Several weeks later, after my second surgery, I was again waiting for a consultation with this surgeon. This time I had a book with me, just in case the wait was another long one. The book I had with me was Rachel Remen’s Kitchen Table Wisdom—a deeply moving book about faith and hope in the midst of health crises. 2
This wait turned out to be another long one, but, perhaps because of the book I was reading and the grace that flowed from it, and because I was now cancer free and done with all treatment, I was in a very calm and meditative place. I read a story from Rachel’s book, and then I prayed for the surgeon. I reflected on the patience, kindness and gentleness she had extended to me. I thanked God for her and asked God to bless her richly for all she gave of herself to me and all the women she helped. And then I would read another story and pray for her again. I did this over and over for almost ninety minutes.
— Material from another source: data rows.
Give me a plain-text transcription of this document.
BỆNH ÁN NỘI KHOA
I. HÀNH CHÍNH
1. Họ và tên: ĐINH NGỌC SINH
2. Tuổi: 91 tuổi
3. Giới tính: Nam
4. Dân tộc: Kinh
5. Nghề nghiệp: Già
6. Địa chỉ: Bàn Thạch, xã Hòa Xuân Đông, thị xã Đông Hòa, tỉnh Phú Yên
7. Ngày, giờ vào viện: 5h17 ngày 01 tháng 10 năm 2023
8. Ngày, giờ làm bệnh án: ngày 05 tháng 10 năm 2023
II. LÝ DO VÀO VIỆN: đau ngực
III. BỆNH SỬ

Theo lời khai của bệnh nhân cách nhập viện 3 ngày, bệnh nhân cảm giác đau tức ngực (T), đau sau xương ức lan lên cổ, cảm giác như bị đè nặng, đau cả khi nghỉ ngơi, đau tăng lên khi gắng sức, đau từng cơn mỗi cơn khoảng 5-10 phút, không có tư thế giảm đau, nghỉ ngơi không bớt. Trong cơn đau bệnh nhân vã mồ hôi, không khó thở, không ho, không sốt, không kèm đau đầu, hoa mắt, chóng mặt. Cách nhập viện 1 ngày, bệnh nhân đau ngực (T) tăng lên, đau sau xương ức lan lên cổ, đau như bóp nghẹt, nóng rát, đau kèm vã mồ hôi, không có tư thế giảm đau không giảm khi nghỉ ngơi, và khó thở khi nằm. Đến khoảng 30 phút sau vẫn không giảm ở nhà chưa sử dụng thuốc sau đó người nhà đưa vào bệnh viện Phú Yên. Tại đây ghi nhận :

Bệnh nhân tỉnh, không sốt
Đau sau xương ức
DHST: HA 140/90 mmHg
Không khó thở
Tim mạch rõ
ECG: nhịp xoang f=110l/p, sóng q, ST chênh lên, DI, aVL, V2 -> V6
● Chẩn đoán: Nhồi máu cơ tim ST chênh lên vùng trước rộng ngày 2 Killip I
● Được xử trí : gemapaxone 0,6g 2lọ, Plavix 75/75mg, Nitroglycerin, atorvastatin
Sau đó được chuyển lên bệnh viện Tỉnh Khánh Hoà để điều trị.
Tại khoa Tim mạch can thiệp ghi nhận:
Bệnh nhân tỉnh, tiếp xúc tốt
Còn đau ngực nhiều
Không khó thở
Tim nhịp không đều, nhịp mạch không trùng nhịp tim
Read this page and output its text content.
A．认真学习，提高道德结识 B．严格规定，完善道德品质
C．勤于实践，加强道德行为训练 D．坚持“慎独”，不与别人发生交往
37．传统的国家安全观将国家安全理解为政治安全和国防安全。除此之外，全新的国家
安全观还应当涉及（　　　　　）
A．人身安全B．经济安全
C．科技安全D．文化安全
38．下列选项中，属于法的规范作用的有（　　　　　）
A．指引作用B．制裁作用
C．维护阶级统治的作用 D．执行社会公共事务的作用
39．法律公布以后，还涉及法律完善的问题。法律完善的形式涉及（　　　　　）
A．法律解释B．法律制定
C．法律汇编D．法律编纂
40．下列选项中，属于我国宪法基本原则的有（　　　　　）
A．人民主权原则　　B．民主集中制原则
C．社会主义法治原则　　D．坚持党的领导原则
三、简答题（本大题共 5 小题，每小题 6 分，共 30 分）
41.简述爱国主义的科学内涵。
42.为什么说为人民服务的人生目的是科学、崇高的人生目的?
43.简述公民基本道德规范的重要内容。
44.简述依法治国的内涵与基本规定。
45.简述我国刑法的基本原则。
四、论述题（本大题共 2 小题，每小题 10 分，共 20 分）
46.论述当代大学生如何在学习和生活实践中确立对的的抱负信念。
When she arrived and apologized again for the long delay, I felt nothing but gratitude for her. When I thanked her for all her good care for me, she put her arms around me as I sat on the end of the examination table and hugged me. As she let go of me and pulled back, her eyes were brimming with tears. I don’t know what her tears were about. But I do know that grace filled the room, holding us both in its kind embrace.
When things are tough, ask for grace to extend grace. Then wait and watch. Grace will flow to you, through you and right back at you.
When you don’t know what to do…extend grace.
Questions for reflection and discussion
1. Who has extended grace to you during this and other difficult times?
2. To whom have you extended grace during this difficult time?
3. What was the experience like for you to give or receive grace?
* Rachel Remen Kitchen Table Wisdom (Riverhead Trade, 2006).